Mozart
Flute Concerto in G, K313
Carter
Soundings [New York premiere]
Schubert
Symphony No.9 in C, D944 (Great)
Mathieu Dufour (flute)
Chicago Symphony Orchestra
Daniel Barenboim (piano)
Reviewed by: Susan Stempleski
Reviewed: 4 November, 2005
Venue: Carnegie Hall, New York City
A sense of relaxed enjoyment permeated this the second program in the Chicago Symphony’s three-concert residency in New York, which opened with a sprightly and stylish account of Mozart’s G major Flute Concerto. The soloist, Mathieu Dufour, CSO principal flute, demonstrated astonishing breath control throughout the piece, spinning elegant and soaring musical lines, full of life and beauty. His articulate playing and the orchestra’s clear, sensitive accompaniment were in perfect balance.
The Mozart was followed by the New York premiere of Soundings, a lively ten-minute piece commissioned by the CSO from Elliott Carter, the 96-year-old American composer whose music Barenboim has zealously championed since they first met in 1994. The place was Chicago, and the occasion was the world premiere of Partita, which the CSO and Barenboim had commissioned. Since then Barenboim has conducted world premieres of Carter’s Cello Concerto and “Of Rewaking”, as well as CSO performances of Adagio tenebroso and Allegro scorrevole, which, together with Partita, make up the triptych Symphonia.
Some of Barenboim’s most memorable concerts with the CSO have been Mozart piano concertos in which he took the role of both conductor and soloist, and when Carter accepted the CSO commission to write something for Barenboim’s farewell season music director, he envisioned a piece in which Barenboim would both conduct and play the piano. According to a program note by Phillip Huscher, Barenboim at first had his doubts about the proposal. Serving as pianist and conductor in music as knotty and unpredictable as Carter’s would be a lot more difficult than in a Mozart concerto, scaled to an undersized orchestra and where, in Carter’s words, “everybody knows what is going to happen”. Carter solved the problem by organizing the music of Soundings so that the solo piano plays at the beginning and end of the work, and at one other time – briefly and early in the piece. The piano never sounds at the same time as the orchestra.

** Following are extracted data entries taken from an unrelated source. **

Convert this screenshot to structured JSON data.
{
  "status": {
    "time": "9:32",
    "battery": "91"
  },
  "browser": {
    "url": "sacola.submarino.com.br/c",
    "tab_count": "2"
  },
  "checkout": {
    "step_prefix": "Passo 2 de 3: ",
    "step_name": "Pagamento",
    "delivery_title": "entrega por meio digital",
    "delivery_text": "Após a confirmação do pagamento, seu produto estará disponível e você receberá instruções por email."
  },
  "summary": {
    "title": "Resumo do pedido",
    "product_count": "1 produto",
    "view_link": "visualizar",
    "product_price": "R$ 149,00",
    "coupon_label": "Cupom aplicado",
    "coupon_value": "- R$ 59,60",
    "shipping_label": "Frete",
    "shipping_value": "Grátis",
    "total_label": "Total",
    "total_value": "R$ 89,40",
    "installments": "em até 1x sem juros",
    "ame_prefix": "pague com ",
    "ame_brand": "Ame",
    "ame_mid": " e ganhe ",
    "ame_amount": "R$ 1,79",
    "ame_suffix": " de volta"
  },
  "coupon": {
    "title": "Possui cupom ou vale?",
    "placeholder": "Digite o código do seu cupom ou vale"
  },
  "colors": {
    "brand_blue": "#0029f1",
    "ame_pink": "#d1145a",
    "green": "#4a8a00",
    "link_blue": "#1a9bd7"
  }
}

While the piece brims with audacity, playfulness, and layers of musical color, it avoids the confrontational exchanges between soloist and orchestra so characteristic of Carter’s concertos. The solo pianist is really not given a great deal to do. The piano thunders through the brief, opening bars, and from there on, the piece unfolds into an unpredictable pastiche of rapidly shifting musical ideas – the deep rumbles of a bass clarinet, the twittering of piccolos, an extended tuba solo that runs longer than the entire piano part, and a dazzling array of percussive effects. At the end, the piano sounds a single note and then stops. After a brief pause, the orchestra begins, and the piano interrupts, and so on in a playful series of stops and starts, until the pianist plays alone and stops on a final single note. The CSO musicians gave this vividly orchestrated piece an exciting, virtuosic performance, which went down well with the sold-out audience. The composer received a warm and extended standing ovation.
The concert closed with a vibrant, propulsive performance of Schubert’s ‘Great’ C major Symphony in which Barenboim brought out the finest from the CSO. The resonant brass was a noble and imposing presence, without being overwhelming, and the orchestra’s magnificent woodwind soloists played with the requisite bucolic joy that is so characteristic of this work, especially in the third movement. Barenboim’s brisk tempos and light textures kept the music flowing along smoothly. This was a fresh, dramatic, frequently exciting performance that regularly reminded one of the many virtues of this great work.